L’hypothèse que les saoudiens aient conclu une « alliance » avec les USA dans le but de pénaliser des grands producteurs de pétrole comme la Russie et l’Iran est la plus plausible aux yeux de l’ancien PDG de Sonatrach, Abdelmadjid Attar.
La réunion des pays membres de l’OPEP de jeudi 27 novembre s’est terminée sur un maintien de la production suivant la ligne de conduite tracée par l’Arabie Saoudite pour maintenir le plafond de production à 30 millions de barils/jours. Les Saoudiens qui sont les plus gros producteurs de pétrole au sein de l’organisation poursuivent en réalité des objectifs diamétralement opposés aux intérêts des pays membres de l’OPEP. Et si la stratégie de l’Arabie saoudite a « fonctionné » en 1985 en mettant « à genou » des producteurs « non OPEP »- mais avec des effets dévastateurs sur l’Algérie-, en réussissant à geler les cours et à faire fermer des gisements en mer du Nord et d’autres contrées, en devenant le producteur de référence, la conjoncture actuelle est différentes. Et les objectifs aussi. Pour Abdelmadjid Attar, ancien PDG de Sonatrach et consultant international en énergie, qui a été l’ « Invité du Direct » de Radio M, la webradio de Maghreb Emergent, les Saoudiens ont certes réussi dans les années 1980 à contraindre les pays non OPEP à l’image de la Russie et le Canada, notant que cette fois ci, la conjoncture est quelque peu différente. Les Saoudiens disent s’attaquer aux gaz et pétrole non conventionnels qui ne sont produits qu’aux Etats Unis et à une bien moindre proportion au Canada. Cette hypothèse ne tient pas la route, selon M. Attar.
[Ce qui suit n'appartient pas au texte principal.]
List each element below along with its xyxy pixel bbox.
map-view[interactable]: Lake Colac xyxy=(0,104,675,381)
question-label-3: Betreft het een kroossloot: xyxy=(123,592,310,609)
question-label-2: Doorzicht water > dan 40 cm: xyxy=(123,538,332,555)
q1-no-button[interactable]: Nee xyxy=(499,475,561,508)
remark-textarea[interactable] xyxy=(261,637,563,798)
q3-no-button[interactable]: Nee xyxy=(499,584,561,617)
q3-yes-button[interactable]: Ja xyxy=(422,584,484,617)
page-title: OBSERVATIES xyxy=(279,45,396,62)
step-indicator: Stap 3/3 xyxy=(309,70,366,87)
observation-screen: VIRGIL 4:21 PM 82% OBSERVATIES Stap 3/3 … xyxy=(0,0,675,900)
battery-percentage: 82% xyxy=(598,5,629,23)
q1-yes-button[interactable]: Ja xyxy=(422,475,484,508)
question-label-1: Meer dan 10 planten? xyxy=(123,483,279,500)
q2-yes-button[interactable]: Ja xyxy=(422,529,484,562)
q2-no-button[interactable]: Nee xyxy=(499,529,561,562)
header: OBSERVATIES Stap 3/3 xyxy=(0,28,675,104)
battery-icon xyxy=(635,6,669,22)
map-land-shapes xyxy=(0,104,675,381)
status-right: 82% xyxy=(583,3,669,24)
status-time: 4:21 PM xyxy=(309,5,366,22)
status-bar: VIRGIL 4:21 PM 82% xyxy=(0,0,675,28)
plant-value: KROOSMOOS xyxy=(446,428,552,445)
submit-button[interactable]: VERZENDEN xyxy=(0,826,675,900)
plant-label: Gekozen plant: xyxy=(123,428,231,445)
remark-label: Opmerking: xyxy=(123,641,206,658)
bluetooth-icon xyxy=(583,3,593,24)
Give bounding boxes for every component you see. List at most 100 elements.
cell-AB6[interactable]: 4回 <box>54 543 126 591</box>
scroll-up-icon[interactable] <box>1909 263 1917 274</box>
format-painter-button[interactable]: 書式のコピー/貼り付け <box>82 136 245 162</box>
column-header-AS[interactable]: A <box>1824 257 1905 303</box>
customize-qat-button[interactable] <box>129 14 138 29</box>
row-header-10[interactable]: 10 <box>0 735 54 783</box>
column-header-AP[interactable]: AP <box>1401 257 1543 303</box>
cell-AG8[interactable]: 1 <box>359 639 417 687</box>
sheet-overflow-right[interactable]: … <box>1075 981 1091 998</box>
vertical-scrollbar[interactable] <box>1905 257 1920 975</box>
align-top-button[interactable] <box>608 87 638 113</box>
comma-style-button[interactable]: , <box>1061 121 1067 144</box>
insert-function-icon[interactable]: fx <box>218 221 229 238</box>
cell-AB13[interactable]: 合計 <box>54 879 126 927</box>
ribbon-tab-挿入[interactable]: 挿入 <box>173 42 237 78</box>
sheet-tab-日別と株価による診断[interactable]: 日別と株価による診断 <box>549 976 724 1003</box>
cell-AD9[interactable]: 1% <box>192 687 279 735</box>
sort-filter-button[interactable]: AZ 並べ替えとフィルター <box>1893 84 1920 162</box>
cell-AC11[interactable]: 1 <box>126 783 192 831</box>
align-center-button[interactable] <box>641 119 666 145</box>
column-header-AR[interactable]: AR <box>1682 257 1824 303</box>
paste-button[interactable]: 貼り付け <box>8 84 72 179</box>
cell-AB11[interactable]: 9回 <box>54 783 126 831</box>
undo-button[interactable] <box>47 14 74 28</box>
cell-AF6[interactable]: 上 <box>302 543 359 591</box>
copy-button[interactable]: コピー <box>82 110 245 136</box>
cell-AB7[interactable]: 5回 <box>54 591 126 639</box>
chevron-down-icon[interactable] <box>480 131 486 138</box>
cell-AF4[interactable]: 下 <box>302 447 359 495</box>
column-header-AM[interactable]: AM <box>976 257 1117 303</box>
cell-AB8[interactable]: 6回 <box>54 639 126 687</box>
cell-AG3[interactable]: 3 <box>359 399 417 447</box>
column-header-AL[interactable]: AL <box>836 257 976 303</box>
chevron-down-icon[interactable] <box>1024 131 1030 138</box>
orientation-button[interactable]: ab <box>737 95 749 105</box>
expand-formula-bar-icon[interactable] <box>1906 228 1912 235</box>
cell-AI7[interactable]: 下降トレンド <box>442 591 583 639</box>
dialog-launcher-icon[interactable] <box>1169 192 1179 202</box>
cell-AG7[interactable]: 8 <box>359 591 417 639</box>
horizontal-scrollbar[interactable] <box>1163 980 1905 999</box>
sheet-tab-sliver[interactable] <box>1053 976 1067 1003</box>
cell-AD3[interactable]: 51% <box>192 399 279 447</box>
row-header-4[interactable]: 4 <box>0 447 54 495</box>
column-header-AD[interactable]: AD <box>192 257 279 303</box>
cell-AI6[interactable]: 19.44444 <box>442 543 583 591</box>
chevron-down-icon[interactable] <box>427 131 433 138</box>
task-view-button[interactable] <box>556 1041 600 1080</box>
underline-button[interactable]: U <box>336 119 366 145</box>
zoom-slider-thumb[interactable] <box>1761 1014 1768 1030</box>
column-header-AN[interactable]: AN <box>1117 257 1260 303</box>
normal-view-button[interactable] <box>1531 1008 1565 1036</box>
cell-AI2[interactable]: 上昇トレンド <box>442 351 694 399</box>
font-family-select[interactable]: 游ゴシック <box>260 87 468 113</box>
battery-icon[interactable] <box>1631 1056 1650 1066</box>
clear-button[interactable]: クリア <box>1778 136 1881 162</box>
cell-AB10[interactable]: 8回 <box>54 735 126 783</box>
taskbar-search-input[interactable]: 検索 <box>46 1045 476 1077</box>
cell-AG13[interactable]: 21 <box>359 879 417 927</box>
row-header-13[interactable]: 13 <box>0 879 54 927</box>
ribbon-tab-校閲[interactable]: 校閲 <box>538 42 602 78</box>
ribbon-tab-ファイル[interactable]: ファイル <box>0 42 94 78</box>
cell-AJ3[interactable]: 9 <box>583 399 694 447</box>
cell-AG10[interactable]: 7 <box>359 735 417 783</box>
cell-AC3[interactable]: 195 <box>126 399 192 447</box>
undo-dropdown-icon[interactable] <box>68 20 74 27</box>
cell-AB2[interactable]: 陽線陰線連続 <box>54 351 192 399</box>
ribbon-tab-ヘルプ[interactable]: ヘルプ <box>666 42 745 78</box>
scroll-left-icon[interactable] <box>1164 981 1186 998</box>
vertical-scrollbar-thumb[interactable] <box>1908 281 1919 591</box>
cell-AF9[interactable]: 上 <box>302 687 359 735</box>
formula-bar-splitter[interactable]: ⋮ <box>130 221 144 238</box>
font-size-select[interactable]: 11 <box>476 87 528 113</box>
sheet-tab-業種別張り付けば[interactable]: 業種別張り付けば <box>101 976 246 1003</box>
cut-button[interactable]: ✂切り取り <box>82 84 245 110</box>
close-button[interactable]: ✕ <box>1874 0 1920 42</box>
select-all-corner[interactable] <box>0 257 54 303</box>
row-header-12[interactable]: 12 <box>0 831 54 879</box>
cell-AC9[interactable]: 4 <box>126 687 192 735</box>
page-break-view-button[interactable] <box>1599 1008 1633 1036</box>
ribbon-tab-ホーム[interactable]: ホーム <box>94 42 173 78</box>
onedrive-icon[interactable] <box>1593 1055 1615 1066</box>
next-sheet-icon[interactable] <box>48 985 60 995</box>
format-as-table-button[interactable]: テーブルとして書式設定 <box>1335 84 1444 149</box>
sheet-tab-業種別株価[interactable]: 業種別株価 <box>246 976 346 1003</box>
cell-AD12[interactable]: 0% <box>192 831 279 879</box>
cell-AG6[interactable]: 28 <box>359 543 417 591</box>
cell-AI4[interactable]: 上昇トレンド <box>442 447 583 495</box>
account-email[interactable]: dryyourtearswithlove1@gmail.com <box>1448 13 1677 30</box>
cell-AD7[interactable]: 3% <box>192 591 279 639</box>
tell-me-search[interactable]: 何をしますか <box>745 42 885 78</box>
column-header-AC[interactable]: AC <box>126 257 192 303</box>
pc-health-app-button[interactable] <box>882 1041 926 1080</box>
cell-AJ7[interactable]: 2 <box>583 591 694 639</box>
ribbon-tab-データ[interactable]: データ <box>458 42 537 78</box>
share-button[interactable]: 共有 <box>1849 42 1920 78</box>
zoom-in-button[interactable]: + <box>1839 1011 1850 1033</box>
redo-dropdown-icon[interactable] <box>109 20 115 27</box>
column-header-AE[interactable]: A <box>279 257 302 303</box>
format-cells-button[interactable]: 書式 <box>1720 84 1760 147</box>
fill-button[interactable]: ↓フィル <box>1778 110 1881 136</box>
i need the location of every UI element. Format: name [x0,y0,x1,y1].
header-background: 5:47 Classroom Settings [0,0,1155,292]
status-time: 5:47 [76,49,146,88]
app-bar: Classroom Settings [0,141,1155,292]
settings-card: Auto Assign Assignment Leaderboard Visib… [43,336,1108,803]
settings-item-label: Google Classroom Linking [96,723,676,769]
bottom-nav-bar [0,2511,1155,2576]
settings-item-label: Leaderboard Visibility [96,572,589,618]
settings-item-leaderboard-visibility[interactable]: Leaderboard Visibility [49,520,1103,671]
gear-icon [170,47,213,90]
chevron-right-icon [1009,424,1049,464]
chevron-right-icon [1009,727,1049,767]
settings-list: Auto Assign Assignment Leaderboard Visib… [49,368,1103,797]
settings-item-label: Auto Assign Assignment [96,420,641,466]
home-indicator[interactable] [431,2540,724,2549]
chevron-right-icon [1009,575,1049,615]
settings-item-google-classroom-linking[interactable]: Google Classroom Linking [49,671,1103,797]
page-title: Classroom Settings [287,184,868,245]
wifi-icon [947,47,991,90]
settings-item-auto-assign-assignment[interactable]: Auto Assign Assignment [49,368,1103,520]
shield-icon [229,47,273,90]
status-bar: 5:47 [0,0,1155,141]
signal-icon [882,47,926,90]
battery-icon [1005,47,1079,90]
La production du gaz et du pétrole de schiste aux USA va se poursuivre au-delà de 2015
Pour lui, l’hypothèse que les Saoudiens aient conclu une « alliance » avec les USA dans le but de pénaliser des grands producteurs comme la Russie et l’Iran se pose véritablement. « Si les Saoudiens pensent combattre les gaz de schiste aux USA, ils sont en train de se tirer une balle dans le pied, car la production du gaz et du pétrole de schiste aux USA va se poursuivre en 2015. Et même au-delà », a soutenu l’ancien PDG de Sonatrach. De plus, il y a plus de 200 000 puits qui produisent des gaz et pétrole non conventionnels aux USA et ont les quantités d’après les données de M. Attar s’élèvent à 2,6 millions barils par jour. Selon lui, les petits producteurs américains ont déjà investi et ont des obligations à respecter. En termes plus clairs, un baril à 70 dollars ne va pas faire renoncer les Américains à exploiter leurs gisements. Ils continueront à produire. Abdelmadjid Attar pense que les prix seront toujours aussi bas jusqu’à la prochaine réunion de l’OPEP. « La tendance baissière des cours pétrolier va durer au minimum 6 mois », a-t-il précisé. D’après lui, la production de gaz et pétrole non conventionnels continuera encore au minimum pendant une année. Ce qui soutient davantage, d’après lui, l’hypothèse d’une alliance Arabie Saoudite-Etats Unis. Et les effets commencent à se faire ressentir : la Russie vient d’annoncer qu’elle sera en récession en 2015. « Personnellement, je soupçonne quelque part, au-delà de la bataille contre les gaz de schiste aux USA, une alliance entre les pays du Golfe et pas seulement l’Arabie saoudite et les Etats unis et peut-être même les européens. Car un pétrole moins cher va permettre, d’une part, à l’Europe de souffler et même renouer avec la croissance », a estimé l’invité de la webradio de Maghreb Emergent. Et d’autre part, il y a une énorme bataille entre l’Europe et les Etats Unis d’un côté, et la Russie de l’autre qu’on veut absolument « mettre à genou ». Et la seule façon d’y parvenir n’est pas en évitant de leur livrer les fameux bateaux de guerre Mistral (que la France refuse toujours de livrer aux Russes à cause du conflit en Ukraine, Ndlr), mais d’user de l’arme du pétrole. D’autant que l’industrie pétrolière russe dépend de la technologie américaine. Les répercussions se font aussi ressentir sur le plan financier, le rouble s’étant substantiellement décoté.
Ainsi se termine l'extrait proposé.